The design was derived from a Two Ton class racing boat, Gitana VII.

==Production==
The design was built by Beneteau in France, from 1981 to 1985, but it is now out of production. The R/C 42 version for the US market was produced from 1983.

==Design==
The First 42 is a recreational keelboat, built predominantly of glassfibre, with wood trim. The hull is solid fibreglass and the deck is balsa-cored. It has a masthead sloop rig, with a keel-stepped mast, two sets of swept spreaders and aluminium spars. The hull has a raked stem, a reverse transom, an internally mounted spade-type rudder controlled by a wheel and a fixed fin keel or optional shoal draft keel. The First 42 model displaces 18738 lb and carries 8818 lb of cast iron ballast, while the R/C 42 version displaces 18600 lb and carries 8700 lb of ballast.

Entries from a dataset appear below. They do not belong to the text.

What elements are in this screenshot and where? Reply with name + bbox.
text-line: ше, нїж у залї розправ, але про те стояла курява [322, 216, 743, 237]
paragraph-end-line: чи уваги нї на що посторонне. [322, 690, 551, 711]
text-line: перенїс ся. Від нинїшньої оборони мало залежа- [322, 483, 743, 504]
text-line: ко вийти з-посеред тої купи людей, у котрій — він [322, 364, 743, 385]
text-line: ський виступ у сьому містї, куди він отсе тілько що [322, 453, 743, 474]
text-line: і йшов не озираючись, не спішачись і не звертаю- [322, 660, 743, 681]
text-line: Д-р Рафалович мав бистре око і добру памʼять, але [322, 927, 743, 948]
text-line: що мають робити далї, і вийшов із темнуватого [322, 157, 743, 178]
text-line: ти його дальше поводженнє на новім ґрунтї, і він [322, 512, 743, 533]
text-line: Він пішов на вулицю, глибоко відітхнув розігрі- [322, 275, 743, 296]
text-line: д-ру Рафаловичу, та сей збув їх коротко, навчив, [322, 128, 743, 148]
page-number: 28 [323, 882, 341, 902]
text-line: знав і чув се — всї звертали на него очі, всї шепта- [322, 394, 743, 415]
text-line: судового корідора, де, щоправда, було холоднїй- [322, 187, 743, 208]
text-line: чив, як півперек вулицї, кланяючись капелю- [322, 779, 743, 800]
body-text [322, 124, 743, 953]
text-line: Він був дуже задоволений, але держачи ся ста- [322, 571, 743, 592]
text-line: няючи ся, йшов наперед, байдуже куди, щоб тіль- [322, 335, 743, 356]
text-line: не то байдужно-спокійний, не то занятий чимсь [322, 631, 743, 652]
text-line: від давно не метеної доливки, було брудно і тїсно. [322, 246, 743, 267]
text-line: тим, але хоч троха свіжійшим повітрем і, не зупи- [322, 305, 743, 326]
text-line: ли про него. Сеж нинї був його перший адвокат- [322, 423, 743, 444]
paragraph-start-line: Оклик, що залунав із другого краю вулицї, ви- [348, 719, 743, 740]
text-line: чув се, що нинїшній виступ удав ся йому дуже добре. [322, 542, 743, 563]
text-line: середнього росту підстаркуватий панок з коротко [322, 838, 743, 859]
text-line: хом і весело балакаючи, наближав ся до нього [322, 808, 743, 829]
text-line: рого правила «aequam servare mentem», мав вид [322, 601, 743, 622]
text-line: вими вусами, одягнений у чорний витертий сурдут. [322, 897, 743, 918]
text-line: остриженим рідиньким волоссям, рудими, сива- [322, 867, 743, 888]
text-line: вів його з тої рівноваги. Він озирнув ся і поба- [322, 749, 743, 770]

The boat has a draft of 7.25 ft with the standard keel and 5.42 ft with the optional shoal draft keel.

The boat is fitted with a British Perkins Engines 4-108 diesel engine of 50 hp for docking and manoeuvring. The fuel tank holds 39.6 u.s.gal and the fresh water tank has a capacity of 105.7 u.s.gal.

The design has sleeping accommodation for six people, with a double berth in the bow cabin, two U-shaped settees in the main salon along with two pilot berths and an aft cabin with a double berth on the port side. The galley is located on the port side just forward of the companionway ladder. The galley is J-shaped and is equipped with a three-burner stove, an icebox and a double sink. A navigation station is opposite the galley, on the starboard side. There are two heads, one in the bow cabin on the port side and one on the starboard side aft. Cabin maximum headroom is 76 in.

For sailing downwind the design may be equipped with a symmetrical spinnaker of 1572 sqft.

The design has a hull speed of 8.06 kn and a PHRF handicap of 81 for the shoal draft model.